Querying is harder: You cannot SELECT * FROM orders WHERE status = 'paid' against an event log. All ad-hoc queries must go to projections. Plan your read models ahead of time, or accept that you will replay to build new ones on demand.
Operational complexity: You now manage an event store, projection workers, and multiple read-model databases instead of one. This overhead is worth it at scale; it may not be worth it for a small team or a low-traffic service.

Do not event-source everything. Event sourcing shines for complex domain aggregates with rich history requirements (financial transactions, order lifecycle, audit-heavy workflows). For a simple user-profile CRUD or a lookup table, a normal mutable row is the right choice. Over-applying event sourcing inflates complexity without commensurate benefit.

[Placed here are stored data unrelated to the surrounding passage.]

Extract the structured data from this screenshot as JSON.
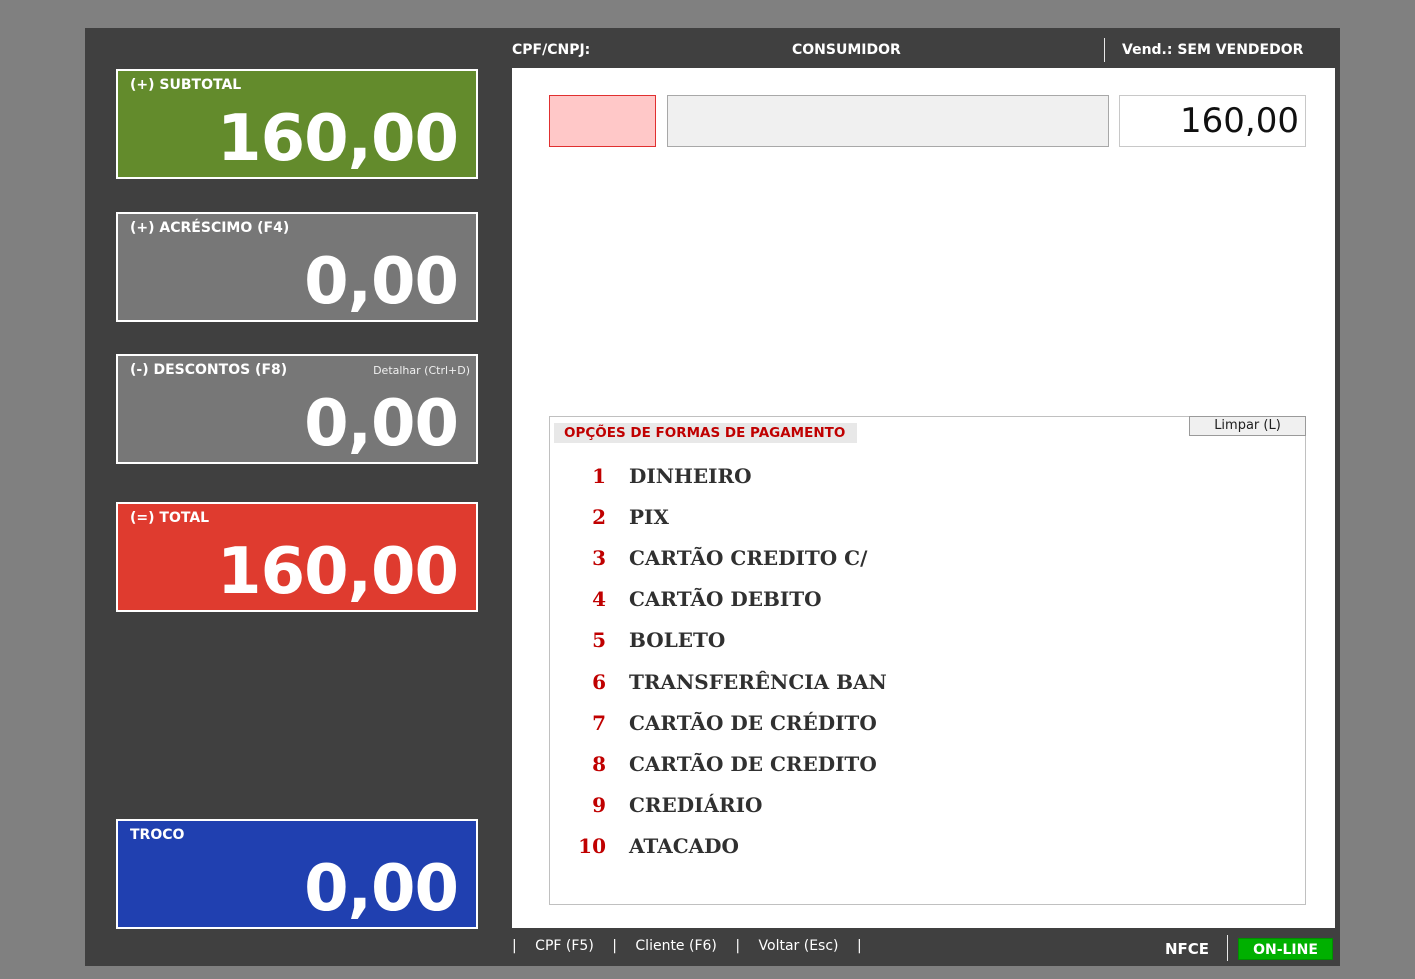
{
  "header": {
    "cpf_label": "CPF/CNPJ:",
    "customer": "CONSUMIDOR",
    "seller": "Vend.:  SEM VENDEDOR"
  },
  "cards": {
    "subtotal": {
      "label": "(+) SUBTOTAL",
      "value": "160,00"
    },
    "acrescimo": {
      "label": "(+) ACRÉSCIMO  (F4)",
      "value": "0,00"
    },
    "descontos": {
      "label": "(-) DESCONTOS (F8)",
      "hint": "Detalhar (Ctrl+D)",
      "value": "0,00"
    },
    "total": {
      "label": "(=) TOTAL",
      "value": "160,00"
    },
    "troco": {
      "label": "TROCO",
      "value": "0,00"
    }
  },
  "payment_input": {
    "code": "",
    "description": "",
    "amount": "160,00"
  },
  "options": {
    "title": "OPÇÕES DE FORMAS DE PAGAMENTO",
    "clear_label": "Limpar (L)",
    "items": [
      {
        "num": "1",
        "name": "DINHEIRO"
      },
      {
        "num": "2",
        "name": "PIX"
      },
      {
        "num": "3",
        "name": "CARTÃO CREDITO C/"
      },
      {
        "num": "4",
        "name": "CARTÃO DEBITO"
      },
      {
        "num": "5",
        "name": "BOLETO"
      },
      {
        "num": "6",
        "name": "TRANSFERÊNCIA BAN"
      },
      {
        "num": "7",
        "name": "CARTÃO DE CRÉDITO"
      },
      {
        "num": "8",
        "name": "CARTÃO DE CREDITO"
      },
      {
        "num": "9",
        "name": "CREDIÁRIO"
      },
      {
        "num": "10",
        "name": "ATACADO"
      }
    ]
  },
  "footer": {
    "sep": "|",
    "cpf": "CPF (F5)",
    "cliente": "Cliente (F6)",
    "voltar": "Voltar (Esc)",
    "doc_type": "NFCE",
    "status": "ON-LINE"
  },
  "colors": {
    "subtotal": "#638b2c",
    "total": "#df3b2f",
    "troco": "#2040b0",
    "status_online": "#00b000",
    "option_number": "#c00000"
  }
}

Real-World Example: E-Commerce Order Service

A major online retailer processes 10 million orders per day. Each order aggregate emits roughly 8 events on average (created, paid, picked, packed, labelled, shipped, out-for-delivery, delivered). That is 80 million events per day — about 925 events per second at peak. EventStoreDB or a Kafka topic with 30-day retention handles this trivially. Read models built from the stream serve the customer-facing order-tracking API (Redis-backed, sub-millisecond reads), the warehouse picking dashboard (Postgres), and the fraud analytics pipeline (ClickHouse time-series).

When the fraud team wants a new signal — "flag any order where payment was received more than 10 minutes after creation" — they build a new projection by replaying the full 30 days of history. In a conventional database this data was never stored; in the event store it has always been there.